It is worth pointing out that the Swedish navy utilise the Stirling engine for a class of submarines, the Gotland Class, where other navies use nuclear power. The Gotland Class Submarine is an AIP (Air-independent propulsion) type—this means they use compressed oxygen to allow the diesel to burn whilst the submarine is submerged for long periods (weeks).

An alternative charging source could possibly be a hydrogen fuelled engine but whilst I am familiar with the fundamentals of the operation of such an engine, I have not studied the feasibility of its use.

I would estimate that 7-10KW charging power would be required. Additionally as the charging engine can be keel cooled, the hot water tank can be heated from the engine cooling system as with the normal propulsion engines of today.
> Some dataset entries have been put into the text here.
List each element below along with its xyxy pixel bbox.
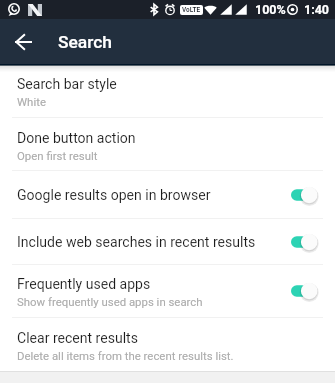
staticText: Include web searches in recent results [17,234,291,250]
button[interactable]: Search bar style [0,64,335,117]
button[interactable]: Navigate up [0,19,46,64]
staticText: Frequently used apps [17,276,151,292]
button[interactable]: Frequently used apps [0,265,335,317]
staticText: Open first result [17,149,98,162]
staticText: Delete all items from the recent results… [17,349,234,362]
button[interactable]: Done button action [0,118,335,170]
staticText: Show frequently used apps in search [17,295,203,308]
staticText: White [17,95,46,108]
staticText: 1:40 [304,2,330,17]
staticText: Google results open in browser [17,187,291,203]
staticText: Clear recent results [17,330,138,346]
staticText: Search bar style [17,76,117,92]
staticText: Search [58,32,112,52]
button[interactable]: Google results open in browser [0,171,335,218]
staticText: Done button action [17,130,136,146]
staticText: 100% [255,2,286,17]
button[interactable]: Include web searches in recent results [0,219,335,264]
staticText: VoLTE [182,6,201,14]
button[interactable]: Clear recent results [0,318,335,371]
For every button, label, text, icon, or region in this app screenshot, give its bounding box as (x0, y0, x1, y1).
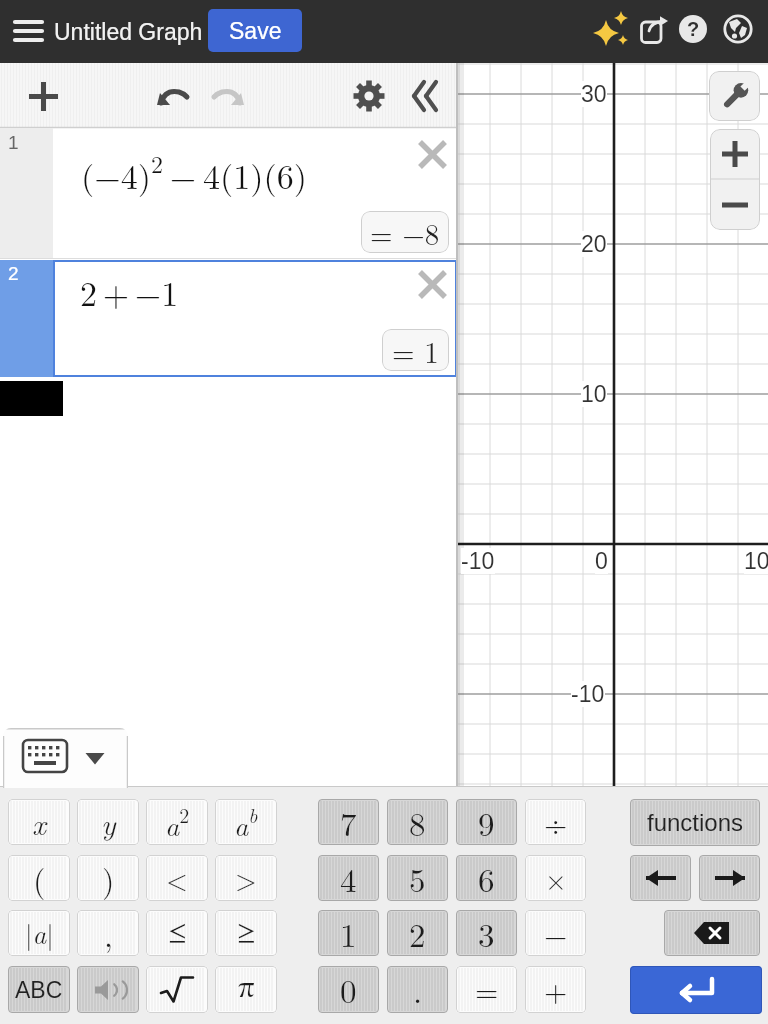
button[interactable] (405, 78, 439, 114)
button[interactable]: < (146, 855, 208, 901)
button[interactable]: ? (679, 15, 707, 43)
staticText: 20 (581, 231, 607, 257)
button[interactable]: 1 (0, 128, 53, 259)
button[interactable]: ≥ (215, 910, 277, 956)
staticText: y (101, 801, 116, 843)
button[interactable] (630, 966, 762, 1014)
button[interactable]: 0 (318, 966, 379, 1013)
button[interactable] (709, 71, 760, 121)
staticText: -10 (571, 681, 605, 707)
button[interactable] (351, 78, 387, 114)
staticText: − (544, 912, 568, 955)
button[interactable] (412, 264, 452, 304)
button[interactable] (77, 966, 139, 1013)
button[interactable] (210, 79, 246, 113)
button[interactable]: 6 (456, 855, 517, 901)
button[interactable]: ) (77, 855, 139, 901)
staticText: ( (33, 856, 46, 901)
staticText: ≥ (237, 920, 256, 946)
staticText: 1 (340, 910, 357, 956)
staticText: x (32, 801, 46, 843)
button[interactable]: = 1 (382, 329, 449, 371)
staticText: 2 (409, 910, 426, 956)
staticText: 1 (8, 132, 19, 153)
staticText: 8 (409, 799, 426, 845)
button[interactable]: , (77, 910, 139, 956)
button[interactable] (155, 79, 191, 113)
button[interactable]: × (525, 855, 586, 901)
button[interactable] (593, 11, 629, 49)
button[interactable] (3, 728, 128, 788)
button[interactable]: 7 (318, 799, 379, 845)
staticText: -10 (461, 548, 495, 574)
button[interactable]: ÷ (525, 799, 586, 845)
staticText: 5 (409, 855, 426, 901)
button[interactable]: ( (8, 855, 70, 901)
staticText: (−4)2 − 4(1)(6) (81, 146, 307, 199)
button[interactable] (53, 260, 457, 377)
button[interactable]: . (387, 966, 448, 1013)
staticText: Save (229, 18, 282, 44)
staticText: functions (647, 809, 744, 836)
button[interactable]: Save (208, 9, 302, 52)
staticText: 0 (595, 548, 608, 574)
button[interactable] (699, 855, 760, 901)
button[interactable]: ABC (8, 966, 70, 1013)
staticText: ab (234, 800, 258, 844)
button[interactable]: 2 (0, 260, 53, 377)
staticText: Untitled Graph (54, 19, 203, 45)
button[interactable]: 1 (318, 910, 379, 956)
button[interactable] (710, 180, 760, 230)
button[interactable] (8, 10, 48, 52)
button[interactable]: 5 (387, 855, 448, 901)
staticText: + (544, 968, 568, 1011)
staticText: > (235, 858, 257, 898)
button[interactable]: 9 (456, 799, 517, 845)
staticText: ) (102, 856, 115, 901)
button[interactable]: x (8, 799, 70, 845)
button[interactable] (723, 14, 753, 44)
button[interactable]: 8 (387, 799, 448, 845)
button[interactable]: − (525, 910, 586, 956)
button[interactable]: y (77, 799, 139, 845)
button[interactable]: = −8 (361, 211, 449, 253)
button[interactable] (412, 134, 452, 174)
staticText: ÷ (544, 801, 568, 844)
staticText: 2 + −1 (80, 268, 179, 316)
staticText: 30 (581, 81, 607, 107)
staticText: 7 (340, 799, 357, 845)
button[interactable]: 2 (387, 910, 448, 956)
staticText: 2 (8, 263, 19, 284)
staticText: 9 (478, 799, 495, 845)
staticText: = 1 (392, 330, 439, 371)
staticText: , (104, 911, 113, 956)
button[interactable]: 4 (318, 855, 379, 901)
staticText: ABC (15, 977, 63, 1003)
button[interactable]: > (215, 855, 277, 901)
staticText: π (238, 976, 255, 1004)
button[interactable]: |a| (8, 910, 70, 956)
button[interactable]: ≤ (146, 910, 208, 956)
button[interactable]: functions (630, 799, 760, 846)
button[interactable] (146, 966, 208, 1013)
button[interactable] (26, 79, 60, 113)
staticText: . (413, 966, 423, 1013)
button[interactable] (640, 15, 669, 44)
staticText: ≤ (168, 920, 187, 946)
staticText: 0 (340, 966, 357, 1013)
button[interactable] (664, 910, 760, 956)
staticText: < (166, 858, 188, 898)
button[interactable]: + (525, 966, 586, 1013)
button[interactable]: π (215, 966, 277, 1013)
staticText: |a| (25, 914, 54, 952)
button[interactable] (710, 129, 760, 179)
staticText: = −8 (370, 212, 440, 253)
staticText: a2 (165, 800, 190, 844)
button[interactable]: 3 (456, 910, 517, 956)
button[interactable]: a2 (146, 799, 208, 845)
button[interactable]: ab (215, 799, 277, 845)
button[interactable] (630, 855, 691, 901)
staticText: 4 (340, 855, 357, 901)
staticText: 3 (478, 910, 495, 956)
button[interactable]: = (456, 966, 517, 1013)
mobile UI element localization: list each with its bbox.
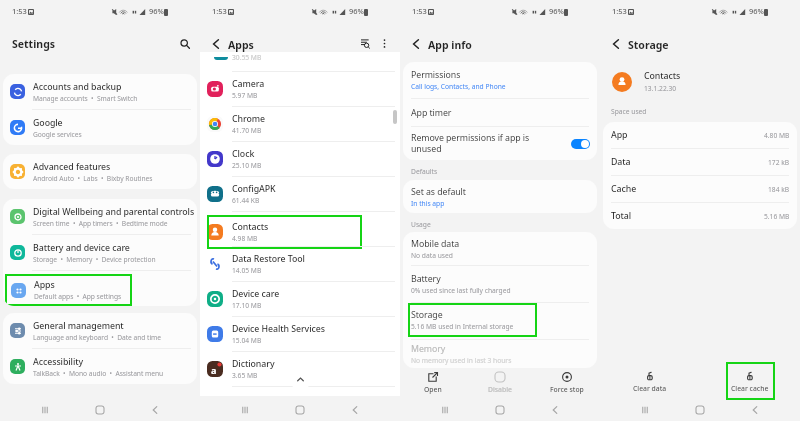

I feel that the six benefits that currently allow narrowboats the popularity and freedom to travel the British canals has been met with this concept. Whilst realising that this is all a bit fanciful, I do feel that if someone were to be brave enough to consider some of the ideas that I’ve put forward, not only would it be a working electric craft but it could be used as a test-bed for electrical propulsion systems. That said I fully appreciate that it will never happen. As a parting thought, this system would give Her Majesty's Revenue & Customs a bit of a headache as none of the diesel fuel used would be used directly for propulsion, only being used for battery charging or domestic power.